Website Traffic Tracking

Do you have a website? If so please go to the place you store the access logs, and check how much disk space they use. Having a website a few yours old, you’re probably looking at gigabytes, and what exactly is the value of that?

Sure keeping track of traffic levels is sort of interesting, but sometimes you need to balance the value provided by the space/resources required, and I’ve been slowly changing the way I use the access logs on this site.
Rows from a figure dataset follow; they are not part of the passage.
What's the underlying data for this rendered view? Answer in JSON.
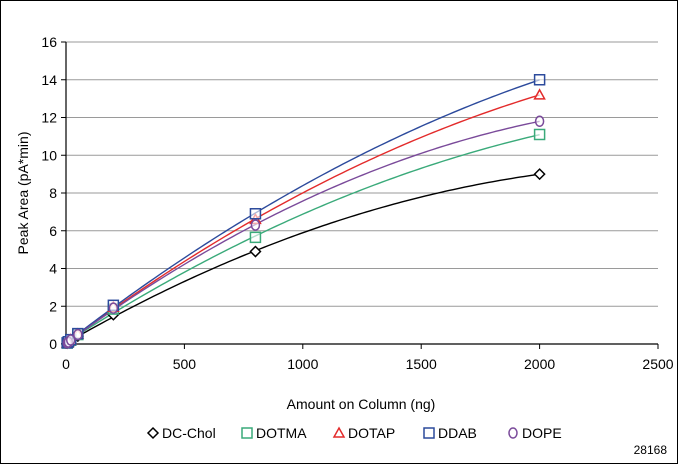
{
  "figure_number": "28168",
  "chart_data": {
    "type": "scatter",
    "title": "",
    "xlabel": "Amount on Column (ng)",
    "ylabel": "Peak Area (pA*min)",
    "xlim": [
      0,
      2500
    ],
    "ylim": [
      0,
      16
    ],
    "xticks": [
      0,
      500,
      1000,
      1500,
      2000,
      2500
    ],
    "yticks": [
      0,
      2,
      4,
      6,
      8,
      10,
      12,
      14,
      16
    ],
    "grid": "horizontal",
    "legend_position": "bottom",
    "fit": "polynomial trendline",
    "x": [
      5,
      10,
      20,
      50,
      200,
      800,
      2000
    ],
    "series": [
      {
        "name": "DC-Chol",
        "marker": "diamond",
        "color": "#000000",
        "values": [
          0.04,
          0.08,
          0.17,
          0.42,
          1.55,
          4.9,
          9.0
        ]
      },
      {
        "name": "DOTMA",
        "marker": "square",
        "color": "#3aaa7a",
        "values": [
          0.05,
          0.1,
          0.2,
          0.5,
          1.85,
          5.65,
          11.1
        ]
      },
      {
        "name": "DOTAP",
        "marker": "triangle",
        "color": "#e32b2b",
        "values": [
          0.05,
          0.11,
          0.22,
          0.52,
          1.95,
          6.6,
          13.2
        ]
      },
      {
        "name": "DDAB",
        "marker": "square",
        "color": "#2c4a9c",
        "values": [
          0.06,
          0.12,
          0.23,
          0.55,
          2.05,
          6.9,
          14.0
        ]
      },
      {
        "name": "DOPE",
        "marker": "circle",
        "color": "#7a4a9a",
        "values": [
          0.05,
          0.1,
          0.21,
          0.5,
          1.9,
          6.3,
          11.8
        ]
      }
    ]
  }
}
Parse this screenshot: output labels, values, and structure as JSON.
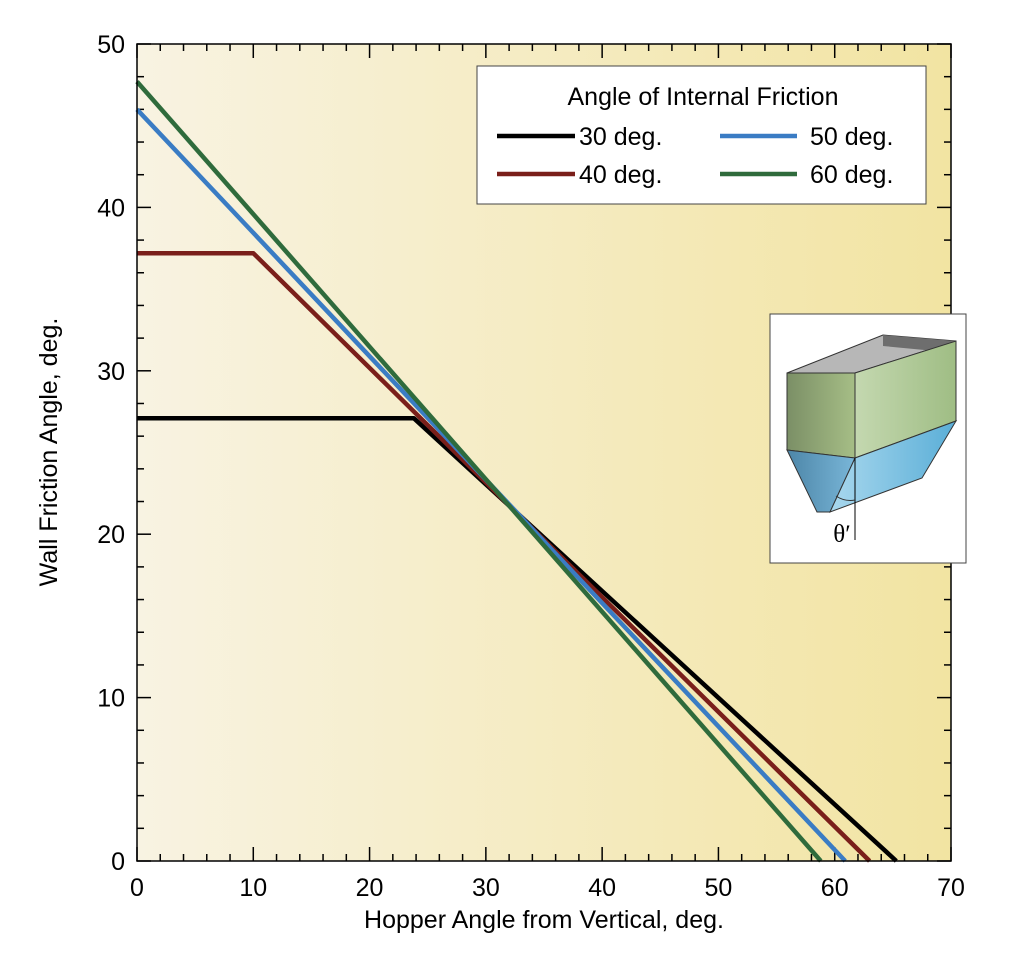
{
  "chart_data": {
    "type": "line",
    "title": "",
    "xlabel": "Hopper Angle from Vertical, deg.",
    "ylabel": "Wall Friction Angle, deg.",
    "xlim": [
      0,
      70
    ],
    "ylim": [
      0,
      50
    ],
    "xticks": [
      0,
      10,
      20,
      30,
      40,
      50,
      60,
      70
    ],
    "yticks": [
      0,
      10,
      20,
      30,
      40,
      50
    ],
    "grid": false,
    "legend_title": "Angle of Internal Friction",
    "legend_position": "top-right",
    "background": "gradient cream to yellow",
    "series": [
      {
        "name": "30 deg.",
        "color": "#000000",
        "points": [
          [
            0,
            27.1
          ],
          [
            23.8,
            27.1
          ],
          [
            65.3,
            0
          ]
        ]
      },
      {
        "name": "40 deg.",
        "color": "#7a1f1a",
        "points": [
          [
            0,
            37.2
          ],
          [
            10,
            37.2
          ],
          [
            63.0,
            0
          ]
        ]
      },
      {
        "name": "50 deg.",
        "color": "#3a7cc4",
        "points": [
          [
            0,
            46.0
          ],
          [
            60.9,
            0
          ]
        ]
      },
      {
        "name": "60 deg.",
        "color": "#2f6b3c",
        "points": [
          [
            0,
            47.7
          ],
          [
            58.8,
            0
          ]
        ]
      }
    ],
    "inset": {
      "label": "θ′",
      "icon": "wedge-hopper-icon"
    }
  }
}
Step 1: Don’t track the images

Do you really need to track, which images downloaded from the site, or would it be enough to know which pages are loaded? – For my part page impressions is enough intelligence on the site traffic and with apache it’s easy to disable image tracking. The easy way to do it is by adding a parameter to your log configuration saying:

env=!object_is_image

Restart the webserver and the log file should be somewhat smaller from now on.

Step 2: Use Awstats

My next step was to use Awstats. It parses the raw accesslog data into a database-file, which is significantly smaller than the raw files themselves. Awstats is a lot like other access-log analyzing packages, but it seemed to be just a notch above the rest.

Step 3: Drop the access logs for long term intelligence

While access logs on the webserver may be the source for traffic intelligence, there are several options to track traffic through remote services.

Most of them are pretty good and if you’re interested in generic analytics, you should probably look at one of the many options available to do traffic tracking as a remote service.

Some of the options available include Google Analytics (which I use), StatCounter and several others. Isn’t it nice, that someone else offer to keep all those historic data online – and in many cases absolutely free.

I still have access logs, but they’re used to (1) validate data from Google Analytics and (2) keep an eye on what’s happening on the site “now”. Any data more than a week (or so) only exist at Google Analytics…